Exploration of breadth of models that can be utilised specifically for client-side MT (with constraints of latency & memory) and speech recognition.
A tool to achieve support for offline-first conversational (multilingual) MT.

Brief description of how I will approach the project:

First, I will do a survey of the best possible models that can be leveraged given the constraints of offline MT. I will evaluate during this phase, if any existing models can be used out of the box, or if model compression/distillation of any sort is needed. This will tentatively take about couple of weeks. Post that until the end of the grant, I will move on-to building the tool with the best possible UX and constraints. I will evaluate what best libraries to use here again with constraints of offline-first MT, and the framework to build the tool that I have in mind (as proposed above) as well.

Squad

Squad Lead:

Discord: restandvest#9326

pfedprog · January 13, 2023, 3:01am

This is a great project proposal! The idea of having an offline-first, conversational machine translation is interesting and useful. You have given a detailed description of the project and the problem it is solving. You have also provided a list of deliverables that you can complete in a month’s worth of part-time work. The only thing missing is a timeline for completing the deliverables and a plan for how you will approach the project. It would be helpful to include these details in your proposal.

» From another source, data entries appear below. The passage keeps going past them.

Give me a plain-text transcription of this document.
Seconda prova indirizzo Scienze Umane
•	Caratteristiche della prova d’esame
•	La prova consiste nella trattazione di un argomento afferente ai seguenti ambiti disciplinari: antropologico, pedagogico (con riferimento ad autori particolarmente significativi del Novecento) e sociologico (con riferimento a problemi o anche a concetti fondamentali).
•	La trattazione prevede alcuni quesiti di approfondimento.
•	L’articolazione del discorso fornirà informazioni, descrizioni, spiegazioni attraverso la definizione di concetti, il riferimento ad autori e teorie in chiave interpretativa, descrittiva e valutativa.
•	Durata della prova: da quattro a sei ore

restandvest2 · January 17, 2023, 6:08am

Hi @pfedprog , thanks for your suggestion! First up - apologies about the delay in responding, as I was away from my laptop for last couple of days. I’ve edited and updated the proposal above with a brief description of the details that you requested for. I hope you can understand - going too deep into the plan is a bit difficult as it depends on multiple related factors which I will explore during my project. Hope the details help you?

Please let me know if you need any other details of any sort.